Xavi Hernandez contohnya. Gelandang legendaris Spanyol yang bisa melakukan operan dengan mata tertutup itu mengatakan bahwa bola banyak bergerak sehingga sulit dikendalikan. Sementara Giampaolo Pazzini mengaku kehilangan banyak sundulan dalam latihan.

Pujian untuk para Jabulani pun terkesan buruk. Dalam video iklan bola tersebut, Frank Lampard menggaruk-garuk kepalanya. Dia mengatakan bahwa tekstur Jabulani akan membantu dengan sedikit gerakan dan belokan.

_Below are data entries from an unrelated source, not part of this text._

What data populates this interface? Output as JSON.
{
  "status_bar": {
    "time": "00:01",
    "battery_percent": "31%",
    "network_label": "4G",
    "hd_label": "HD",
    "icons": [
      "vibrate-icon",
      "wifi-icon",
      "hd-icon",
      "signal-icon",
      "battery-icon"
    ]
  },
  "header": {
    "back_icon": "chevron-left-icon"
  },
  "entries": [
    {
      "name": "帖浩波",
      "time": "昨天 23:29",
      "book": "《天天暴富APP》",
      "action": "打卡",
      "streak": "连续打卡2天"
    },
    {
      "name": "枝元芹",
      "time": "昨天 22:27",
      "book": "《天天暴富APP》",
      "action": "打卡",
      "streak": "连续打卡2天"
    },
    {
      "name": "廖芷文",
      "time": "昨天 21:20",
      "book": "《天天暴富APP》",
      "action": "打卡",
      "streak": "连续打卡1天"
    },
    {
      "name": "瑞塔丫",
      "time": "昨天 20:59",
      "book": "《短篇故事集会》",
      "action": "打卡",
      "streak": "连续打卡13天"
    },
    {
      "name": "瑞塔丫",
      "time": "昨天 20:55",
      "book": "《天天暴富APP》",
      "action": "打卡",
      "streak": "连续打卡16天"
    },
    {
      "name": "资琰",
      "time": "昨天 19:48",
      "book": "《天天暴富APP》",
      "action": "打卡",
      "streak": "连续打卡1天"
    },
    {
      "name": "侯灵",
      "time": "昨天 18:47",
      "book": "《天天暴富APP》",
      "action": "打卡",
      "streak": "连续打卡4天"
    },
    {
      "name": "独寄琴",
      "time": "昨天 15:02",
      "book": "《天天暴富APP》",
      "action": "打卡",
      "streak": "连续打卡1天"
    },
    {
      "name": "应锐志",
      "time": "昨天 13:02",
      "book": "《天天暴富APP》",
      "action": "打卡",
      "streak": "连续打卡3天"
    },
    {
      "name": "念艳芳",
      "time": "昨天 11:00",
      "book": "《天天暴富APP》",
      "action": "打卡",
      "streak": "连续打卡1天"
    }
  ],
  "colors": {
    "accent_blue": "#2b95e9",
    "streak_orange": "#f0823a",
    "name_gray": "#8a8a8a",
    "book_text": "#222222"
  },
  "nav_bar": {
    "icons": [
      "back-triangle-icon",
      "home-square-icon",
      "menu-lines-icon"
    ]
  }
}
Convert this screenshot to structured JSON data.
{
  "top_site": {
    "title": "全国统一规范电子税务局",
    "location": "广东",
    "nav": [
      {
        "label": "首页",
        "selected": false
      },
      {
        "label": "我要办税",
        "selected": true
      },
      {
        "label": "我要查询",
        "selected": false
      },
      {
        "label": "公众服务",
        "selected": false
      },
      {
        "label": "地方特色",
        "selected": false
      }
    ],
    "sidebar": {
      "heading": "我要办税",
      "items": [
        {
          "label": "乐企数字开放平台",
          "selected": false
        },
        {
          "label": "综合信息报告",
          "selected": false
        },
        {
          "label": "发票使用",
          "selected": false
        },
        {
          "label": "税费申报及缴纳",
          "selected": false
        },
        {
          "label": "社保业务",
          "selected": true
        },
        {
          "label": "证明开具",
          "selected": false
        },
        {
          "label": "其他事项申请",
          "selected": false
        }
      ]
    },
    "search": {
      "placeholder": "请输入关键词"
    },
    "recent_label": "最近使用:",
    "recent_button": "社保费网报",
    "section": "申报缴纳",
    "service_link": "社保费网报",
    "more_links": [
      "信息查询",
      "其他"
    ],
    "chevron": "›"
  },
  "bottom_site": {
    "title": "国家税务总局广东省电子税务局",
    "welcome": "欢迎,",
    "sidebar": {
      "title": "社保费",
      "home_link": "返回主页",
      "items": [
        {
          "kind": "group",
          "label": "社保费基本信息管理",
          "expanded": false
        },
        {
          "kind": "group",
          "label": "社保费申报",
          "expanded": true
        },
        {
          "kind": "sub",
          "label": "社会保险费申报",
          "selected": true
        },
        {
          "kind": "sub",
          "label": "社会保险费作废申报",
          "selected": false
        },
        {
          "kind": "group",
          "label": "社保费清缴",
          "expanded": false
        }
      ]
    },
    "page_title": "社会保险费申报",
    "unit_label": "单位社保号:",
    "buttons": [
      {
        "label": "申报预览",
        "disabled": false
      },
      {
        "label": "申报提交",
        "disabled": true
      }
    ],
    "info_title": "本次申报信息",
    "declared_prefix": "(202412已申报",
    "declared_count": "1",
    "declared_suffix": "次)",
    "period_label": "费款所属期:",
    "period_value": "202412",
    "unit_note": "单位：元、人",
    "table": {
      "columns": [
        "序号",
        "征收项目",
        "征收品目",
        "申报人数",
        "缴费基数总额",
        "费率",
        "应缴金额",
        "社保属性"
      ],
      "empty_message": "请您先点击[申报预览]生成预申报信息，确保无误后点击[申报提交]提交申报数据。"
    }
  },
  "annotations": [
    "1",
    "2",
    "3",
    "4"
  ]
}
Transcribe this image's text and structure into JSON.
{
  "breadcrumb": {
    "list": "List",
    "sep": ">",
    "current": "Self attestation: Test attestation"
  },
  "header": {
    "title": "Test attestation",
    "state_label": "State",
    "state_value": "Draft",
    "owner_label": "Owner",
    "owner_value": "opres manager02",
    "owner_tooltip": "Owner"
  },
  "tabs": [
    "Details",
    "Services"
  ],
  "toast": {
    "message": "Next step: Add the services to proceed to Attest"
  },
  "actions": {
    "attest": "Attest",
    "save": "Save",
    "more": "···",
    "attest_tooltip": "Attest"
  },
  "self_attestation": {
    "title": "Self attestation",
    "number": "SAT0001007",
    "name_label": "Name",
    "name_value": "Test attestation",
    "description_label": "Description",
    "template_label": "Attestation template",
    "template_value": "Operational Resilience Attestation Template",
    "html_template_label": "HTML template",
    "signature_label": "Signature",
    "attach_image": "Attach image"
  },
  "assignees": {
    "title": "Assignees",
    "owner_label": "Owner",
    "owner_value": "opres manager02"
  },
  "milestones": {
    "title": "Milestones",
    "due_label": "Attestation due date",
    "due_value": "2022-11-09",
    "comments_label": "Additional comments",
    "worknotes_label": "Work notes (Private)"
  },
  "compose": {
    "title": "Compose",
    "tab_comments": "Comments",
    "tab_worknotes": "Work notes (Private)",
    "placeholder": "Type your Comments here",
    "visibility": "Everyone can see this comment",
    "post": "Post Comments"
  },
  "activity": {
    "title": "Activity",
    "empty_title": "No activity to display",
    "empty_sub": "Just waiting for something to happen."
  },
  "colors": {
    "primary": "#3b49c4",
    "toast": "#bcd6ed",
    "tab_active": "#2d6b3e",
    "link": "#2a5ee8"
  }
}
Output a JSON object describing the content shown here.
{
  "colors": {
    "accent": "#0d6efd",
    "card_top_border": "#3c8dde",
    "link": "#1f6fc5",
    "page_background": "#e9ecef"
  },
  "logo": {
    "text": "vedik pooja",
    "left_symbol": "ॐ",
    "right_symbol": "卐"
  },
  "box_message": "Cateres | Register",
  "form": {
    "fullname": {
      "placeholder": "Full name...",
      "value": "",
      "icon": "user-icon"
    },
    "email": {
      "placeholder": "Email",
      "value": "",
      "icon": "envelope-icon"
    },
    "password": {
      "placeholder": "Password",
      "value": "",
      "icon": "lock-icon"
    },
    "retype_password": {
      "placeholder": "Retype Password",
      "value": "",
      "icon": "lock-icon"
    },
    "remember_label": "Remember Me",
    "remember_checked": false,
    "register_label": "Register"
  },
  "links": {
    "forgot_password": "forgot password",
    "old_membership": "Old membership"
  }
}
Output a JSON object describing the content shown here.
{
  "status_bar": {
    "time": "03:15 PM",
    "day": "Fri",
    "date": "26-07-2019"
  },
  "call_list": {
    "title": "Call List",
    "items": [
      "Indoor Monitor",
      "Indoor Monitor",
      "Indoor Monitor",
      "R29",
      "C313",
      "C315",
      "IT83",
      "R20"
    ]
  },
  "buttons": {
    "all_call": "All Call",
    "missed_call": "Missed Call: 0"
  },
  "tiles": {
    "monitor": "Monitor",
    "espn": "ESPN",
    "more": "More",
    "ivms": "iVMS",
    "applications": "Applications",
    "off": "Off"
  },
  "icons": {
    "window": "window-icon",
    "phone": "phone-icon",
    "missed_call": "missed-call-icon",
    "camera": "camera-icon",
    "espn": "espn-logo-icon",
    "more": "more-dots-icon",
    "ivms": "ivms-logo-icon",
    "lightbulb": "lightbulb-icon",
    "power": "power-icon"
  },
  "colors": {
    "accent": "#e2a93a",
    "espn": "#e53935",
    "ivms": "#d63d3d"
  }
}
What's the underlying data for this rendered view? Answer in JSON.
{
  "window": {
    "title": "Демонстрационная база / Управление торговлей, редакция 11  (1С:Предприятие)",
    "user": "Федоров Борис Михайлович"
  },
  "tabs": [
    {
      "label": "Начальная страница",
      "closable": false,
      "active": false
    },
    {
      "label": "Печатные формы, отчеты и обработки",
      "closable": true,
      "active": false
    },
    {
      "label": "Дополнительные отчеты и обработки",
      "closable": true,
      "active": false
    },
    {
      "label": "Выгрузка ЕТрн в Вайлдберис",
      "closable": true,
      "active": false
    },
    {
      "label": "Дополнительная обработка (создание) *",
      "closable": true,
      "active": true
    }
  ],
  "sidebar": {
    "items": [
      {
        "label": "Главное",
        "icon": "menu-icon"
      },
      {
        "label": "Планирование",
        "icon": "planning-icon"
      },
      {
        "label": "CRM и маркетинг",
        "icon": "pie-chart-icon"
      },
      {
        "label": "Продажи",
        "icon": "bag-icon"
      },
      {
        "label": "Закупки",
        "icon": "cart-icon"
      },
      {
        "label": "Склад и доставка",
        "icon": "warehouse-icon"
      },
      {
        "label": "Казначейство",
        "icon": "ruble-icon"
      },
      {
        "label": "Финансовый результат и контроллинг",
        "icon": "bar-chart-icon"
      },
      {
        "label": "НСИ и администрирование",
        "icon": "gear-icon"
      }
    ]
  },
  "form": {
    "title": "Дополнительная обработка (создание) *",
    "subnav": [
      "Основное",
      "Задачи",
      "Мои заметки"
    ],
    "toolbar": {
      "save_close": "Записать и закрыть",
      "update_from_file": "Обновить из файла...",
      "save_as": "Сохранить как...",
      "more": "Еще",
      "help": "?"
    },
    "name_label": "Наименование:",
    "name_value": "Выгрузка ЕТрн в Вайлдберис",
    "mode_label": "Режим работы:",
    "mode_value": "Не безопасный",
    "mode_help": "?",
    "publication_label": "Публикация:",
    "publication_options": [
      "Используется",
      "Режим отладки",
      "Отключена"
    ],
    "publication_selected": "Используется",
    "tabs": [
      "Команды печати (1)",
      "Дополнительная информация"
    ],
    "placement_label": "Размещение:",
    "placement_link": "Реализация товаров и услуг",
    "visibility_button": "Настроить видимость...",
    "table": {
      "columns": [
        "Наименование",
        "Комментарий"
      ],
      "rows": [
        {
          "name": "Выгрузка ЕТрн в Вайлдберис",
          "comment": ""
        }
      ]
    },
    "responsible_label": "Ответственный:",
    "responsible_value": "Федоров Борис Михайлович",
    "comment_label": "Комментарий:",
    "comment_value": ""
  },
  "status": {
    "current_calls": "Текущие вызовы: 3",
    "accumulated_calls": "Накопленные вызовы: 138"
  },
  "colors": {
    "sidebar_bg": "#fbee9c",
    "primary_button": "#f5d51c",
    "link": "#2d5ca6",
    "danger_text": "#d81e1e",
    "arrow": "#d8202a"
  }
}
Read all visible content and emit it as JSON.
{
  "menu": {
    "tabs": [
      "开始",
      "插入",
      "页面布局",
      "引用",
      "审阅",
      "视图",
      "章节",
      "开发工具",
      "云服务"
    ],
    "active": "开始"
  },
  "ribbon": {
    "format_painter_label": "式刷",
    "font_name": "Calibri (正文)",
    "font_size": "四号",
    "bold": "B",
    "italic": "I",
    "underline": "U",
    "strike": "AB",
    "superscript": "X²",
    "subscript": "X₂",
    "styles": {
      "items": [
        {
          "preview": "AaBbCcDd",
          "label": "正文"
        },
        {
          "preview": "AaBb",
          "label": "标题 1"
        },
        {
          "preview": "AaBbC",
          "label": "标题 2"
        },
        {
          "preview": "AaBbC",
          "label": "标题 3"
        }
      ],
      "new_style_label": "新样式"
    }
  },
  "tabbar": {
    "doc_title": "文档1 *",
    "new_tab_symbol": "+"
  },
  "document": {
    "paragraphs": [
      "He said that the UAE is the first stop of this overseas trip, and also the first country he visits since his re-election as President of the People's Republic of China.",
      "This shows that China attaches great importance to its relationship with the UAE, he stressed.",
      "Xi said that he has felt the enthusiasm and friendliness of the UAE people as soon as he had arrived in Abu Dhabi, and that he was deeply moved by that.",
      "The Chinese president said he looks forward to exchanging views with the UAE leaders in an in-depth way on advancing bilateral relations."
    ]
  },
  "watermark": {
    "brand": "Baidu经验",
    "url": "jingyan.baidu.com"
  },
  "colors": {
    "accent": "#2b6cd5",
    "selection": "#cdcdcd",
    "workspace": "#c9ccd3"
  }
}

Selayaknya bola baru, meskipun telah diuji di Loughborough University dengan bantuan robot, memiliki hasil mengecewakan. "Mengerikan, mengerikan. Ini seperti salah satu bola yang anda beli di supermarket," keluh mantan penjaga gawang Brasil, Julio Cesar.

Kiper menjadi pemain yang paling banyak mengeluh. Sebab, bola itu tidak bisa ditangkap dengan sempurna. "Ini seperti bola pantai. Sungguh menyedihkan bahwa kompetisi sepenting Piala Dunia memiliki elemen vital seperti bola dengan karakteristik yang sangat buruk," ucap Iker Casillas.

Bahkan, penjaga gawang sekelas Gianluigi Buffon, yang biasanya sangat sopan ketika berbicara, ikut-ikutan mencemooh Jabulani. "Model baru ini sama sekali tidak memadai dan saya percaya itu memalukan untuk memainkan kompetisi yang sangat penting dengan banyak juara ambil bagian dengan bola seperti itu," kata Buffon.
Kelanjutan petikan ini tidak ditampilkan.